The National Highway Traffic Safety Administration is the lead US regulator for vehicle safety, including automated driving systems on public roads. NHTSA opens investigations through its Office of Defects Investigation. The most consequential cases involving AI driven vehicles are summarized below.
| Date | Action | Vehicle or company | Notes |
|---|---|---|---|
| May 7, 2016 | Fatal Autopilot crash | Tesla | Joshua Brown, Williston, Florida; first known Autopilot fatality |
| March 18, 2018 | Fatal pedestrian crash | Uber ATG | Elaine Herzberg, Tempe, Arizona; first pedestrian death involving a self-driving test vehicle |
| August 13, 2021 | NHTSA opens PE21-020 | Tesla | Preliminary evaluation into Autopilot collisions with stationary emergency vehicles; 765,000 vehicles |
| June 8, 2022 | Upgraded to EA22-002 | Tesla | Engineering analysis; broader scope |
| October 2, 2023 | Pedestrian dragging incident | Cruise | Driverless Bolt in San Francisco dragged pedestrian after a hit-and-run by a human driver |
| October 24, 2023 | DMV permit suspension | Cruise | California suspended driverless permits |
| December 12, 2023 | Recall 23V-838 | Tesla | OTA recall of 2,031,220 vehicles to add Autopilot driver attention controls; closed EA22-002 |
| February 27, 2024 | Project cancellation | Apple | Project Titan shut down after roughly 10 years |
| April 26, 2024 | Final rule, automatic emergency braking | NHTSA | Mandatory AEB on new light vehicles by September 2029 |
| April 25, 2024 | NHTSA opens new probe | Tesla | EA24-005 into adequacy of the December 2023 Autopilot recall |
| October 18, 2024 | NHTSA opens investigation | Tesla FSD | EA24-031, prompted by four FSD-engaged crashes including a fatal pedestrian impact |
| November 14, 2024 | $500,000 federal fine | Cruise | Admitted false report to federal investigators |
| December 10, 2024 | Robotaxi shutdown | Cruise | GM ended Cruise driverless funding |
| April 28, 2025 | Driverless commercial launch | Aurora | First driverless commercial heavy truck on US public road |
| August 7, 2025 | Dojo team disbanded | Tesla | Pete Bannon departure; Musk redirects to Nvidia and Samsung |
European Union regulation runs along a parallel track via UN ECE Regulation 157 for automated lane keeping systems, which permitted Level 3 systems to operate up to 60 km/h initially and was raised to 130 km/h in 2022. Mercedes Drive Pilot was the first system certified under R157 in Germany in December 2021. The EU AI Act, finalized in March 2024 and entering main provisions in 2026, classifies safety-critical components of automated driving systems as high-risk AI and imposes additional documentation and oversight obligations.
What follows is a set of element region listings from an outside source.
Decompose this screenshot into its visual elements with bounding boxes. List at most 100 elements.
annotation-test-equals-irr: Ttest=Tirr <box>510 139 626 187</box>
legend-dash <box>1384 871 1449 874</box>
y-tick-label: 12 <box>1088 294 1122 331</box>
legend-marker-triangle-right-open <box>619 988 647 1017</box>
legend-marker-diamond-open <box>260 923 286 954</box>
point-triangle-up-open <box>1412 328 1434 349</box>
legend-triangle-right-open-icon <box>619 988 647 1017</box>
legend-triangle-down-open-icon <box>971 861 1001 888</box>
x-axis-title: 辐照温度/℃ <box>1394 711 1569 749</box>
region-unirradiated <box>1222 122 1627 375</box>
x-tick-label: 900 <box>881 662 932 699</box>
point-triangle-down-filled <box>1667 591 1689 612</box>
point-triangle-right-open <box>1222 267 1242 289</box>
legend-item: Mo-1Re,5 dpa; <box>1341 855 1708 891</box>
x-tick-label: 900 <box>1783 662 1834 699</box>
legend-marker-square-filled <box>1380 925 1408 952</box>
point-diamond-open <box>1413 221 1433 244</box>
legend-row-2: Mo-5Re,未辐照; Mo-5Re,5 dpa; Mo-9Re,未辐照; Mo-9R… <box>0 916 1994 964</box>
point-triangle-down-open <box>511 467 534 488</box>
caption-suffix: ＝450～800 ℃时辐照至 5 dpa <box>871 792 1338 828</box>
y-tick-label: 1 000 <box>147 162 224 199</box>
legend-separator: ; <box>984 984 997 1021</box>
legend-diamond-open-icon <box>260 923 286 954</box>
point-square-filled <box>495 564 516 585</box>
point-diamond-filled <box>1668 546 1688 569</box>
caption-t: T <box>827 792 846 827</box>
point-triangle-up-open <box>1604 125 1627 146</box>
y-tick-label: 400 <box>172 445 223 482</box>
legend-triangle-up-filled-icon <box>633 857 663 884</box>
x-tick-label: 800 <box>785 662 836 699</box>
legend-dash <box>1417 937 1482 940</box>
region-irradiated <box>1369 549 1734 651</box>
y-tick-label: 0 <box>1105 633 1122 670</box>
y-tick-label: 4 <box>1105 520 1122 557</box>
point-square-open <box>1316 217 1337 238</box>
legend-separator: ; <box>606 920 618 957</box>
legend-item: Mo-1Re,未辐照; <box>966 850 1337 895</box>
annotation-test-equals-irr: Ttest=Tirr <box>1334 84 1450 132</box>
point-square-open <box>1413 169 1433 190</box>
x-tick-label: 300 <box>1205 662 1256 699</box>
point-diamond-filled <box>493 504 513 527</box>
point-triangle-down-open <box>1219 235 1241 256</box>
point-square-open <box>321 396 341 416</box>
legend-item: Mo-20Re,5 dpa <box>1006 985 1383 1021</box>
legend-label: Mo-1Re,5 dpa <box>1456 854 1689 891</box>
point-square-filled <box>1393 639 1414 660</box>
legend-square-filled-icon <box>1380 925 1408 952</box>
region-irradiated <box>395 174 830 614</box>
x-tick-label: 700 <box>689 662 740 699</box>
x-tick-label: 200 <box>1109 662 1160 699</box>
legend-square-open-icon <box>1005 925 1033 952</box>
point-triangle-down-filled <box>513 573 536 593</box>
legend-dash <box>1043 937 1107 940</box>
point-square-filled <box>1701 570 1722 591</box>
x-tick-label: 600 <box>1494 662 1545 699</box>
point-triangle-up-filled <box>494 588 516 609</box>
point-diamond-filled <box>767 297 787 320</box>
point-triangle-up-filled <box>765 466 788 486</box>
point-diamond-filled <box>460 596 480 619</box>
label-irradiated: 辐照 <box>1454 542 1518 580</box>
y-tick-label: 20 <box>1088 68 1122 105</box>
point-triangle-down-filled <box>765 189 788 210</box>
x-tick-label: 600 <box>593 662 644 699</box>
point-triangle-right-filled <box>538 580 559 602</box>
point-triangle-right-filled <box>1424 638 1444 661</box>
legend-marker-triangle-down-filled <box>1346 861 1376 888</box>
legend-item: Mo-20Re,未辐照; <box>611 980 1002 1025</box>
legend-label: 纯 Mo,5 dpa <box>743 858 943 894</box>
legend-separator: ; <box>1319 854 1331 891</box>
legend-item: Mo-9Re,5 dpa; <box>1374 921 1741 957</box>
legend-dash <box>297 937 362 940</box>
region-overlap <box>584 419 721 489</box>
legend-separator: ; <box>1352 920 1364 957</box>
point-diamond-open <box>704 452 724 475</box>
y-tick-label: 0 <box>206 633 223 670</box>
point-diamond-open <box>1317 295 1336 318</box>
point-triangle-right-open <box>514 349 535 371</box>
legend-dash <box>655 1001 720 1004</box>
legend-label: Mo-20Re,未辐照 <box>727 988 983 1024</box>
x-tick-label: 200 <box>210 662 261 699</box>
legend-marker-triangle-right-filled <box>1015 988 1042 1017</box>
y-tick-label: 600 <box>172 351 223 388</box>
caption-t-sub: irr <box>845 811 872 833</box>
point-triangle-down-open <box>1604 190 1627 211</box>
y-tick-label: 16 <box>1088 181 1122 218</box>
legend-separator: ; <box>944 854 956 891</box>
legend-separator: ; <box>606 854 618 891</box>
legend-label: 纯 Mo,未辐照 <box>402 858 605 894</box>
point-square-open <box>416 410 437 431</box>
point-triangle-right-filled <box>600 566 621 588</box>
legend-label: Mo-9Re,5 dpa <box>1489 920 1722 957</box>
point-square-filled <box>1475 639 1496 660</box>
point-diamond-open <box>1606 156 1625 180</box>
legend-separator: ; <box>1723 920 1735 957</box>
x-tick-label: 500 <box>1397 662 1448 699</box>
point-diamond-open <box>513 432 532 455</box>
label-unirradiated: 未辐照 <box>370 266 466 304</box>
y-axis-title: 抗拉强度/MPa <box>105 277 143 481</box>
Chinese regulation is set at the national level by the Ministry of Industry and Information Technology with provincial overlays. Wuhan, Beijing, Guangzhou, and Shenzhen have all granted full driverless taxi permits. After several high profile crashes in 2025 involving lane assistance features sold as autonomous, the MIIT clamped down on marketing language; "intelligent driving" features can no longer be sold as full self driving in mainland China without specific clearance.
Machine learning has begun to show up inside battery management systems for electric vehicles, where models estimate state of charge, state of health, and remaining useful life from voltage, current, and temperature traces. SES AI, a battery cell developer that went public via SPAC in 2022, sells a service called Avatar that uses LLMs and analytics to accelerate cell formation cycling and defect detection at battery plants. Solidion Technology, Sila Nanotechnologies, and battery startups working on silicon and lithium metal anodes use ML for cycle life forecasting from short experiments. Most automakers have in-house battery analytics teams as well; Tesla's battery state estimation models are reported to run continuously on the inverter compute module of every car in its fleet and feed back into next generation cell designs.